Following his earlier decision in the criminal cases, on October 13 Senior Judge J. Charles Thompson disqualified the entire Washoe County bench from all civil cases against Mack. Charla Mack's estate and attorneys on behalf of her daughter filed civil cases for damages in the wrongful death of Charla.

The trial was moved to Las Vegas. Clark County District Judge Douglas Herndon was appointed to the case.

On November 5, 2007, Mack pleaded guilty to first-degree murder of his ex-wife and entered an Alford plea to the attempted murder charge of Judge Weller. This was just before the trial was to begin, in exchange for a recommendation by the prosecutor for life in prison with parole available after 20 years. The judge was not bound by this sentencing recommendation. Mack said during the plea, "I do understand right now in my state of mind that shooting at the judiciary is not a proper form of political redress".

Mack later hired a new defense attorney, William Routsis, and attempted to withdraw his pleas. He said he was coerced by Chesnoff and Freeman and that his signature was forged. Judge Douglas Herndon denied Mack's motion to withdraw, which was filed by his new attorney. During Mack's sentencing, Routsis continued to renew his requests for Herndon to grant Mack a new trial.

Under the terms of the plea agreement, Herndon sentenced Mack to life in prison for murdering his wife. For the attempted murder of Judge Weller, with a deadly weapon enhancement, he sentenced Mack to the maximum of 40 years, with parole eligibility after 16 years.
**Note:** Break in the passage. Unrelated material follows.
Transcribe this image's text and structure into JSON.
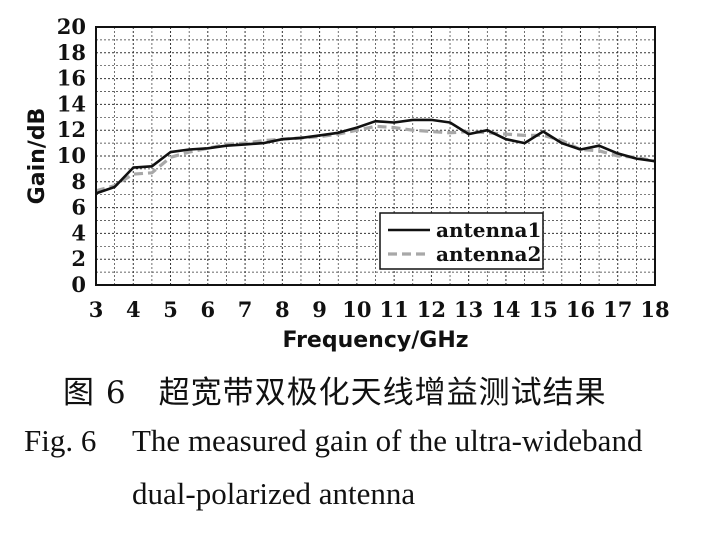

The sentences are to run consecutively, rendering Mack ineligible for parole for at least 36 years. Another hearing on his arguments was scheduled for April 2008.

On March 18, 2008, a Washoe County jury delivered a $590 million settlement against Mack in the wrongful-death lawsuit of his wife, Charla. $560 million was awarded to the couple's young daughter, Erika, with the remainder to go to his wife's estate.

===Appeals===

Mack continues to appeal his conviction on the grounds that he pleaded guilty under duress. He is also appealing the $590 million civil judgment. Judge Weller has filed a personal injury civil lawsuit against Mack, seeking compensatory and punitive damages.

Mack's appeal, which was based on the argument that the judge should have allowed him to withdraw his guilty plea, was heard by the Nevada Supreme Court in 2010, which denied it. In February 2012, Mack raised this issue again in a petition filed in United States District Court.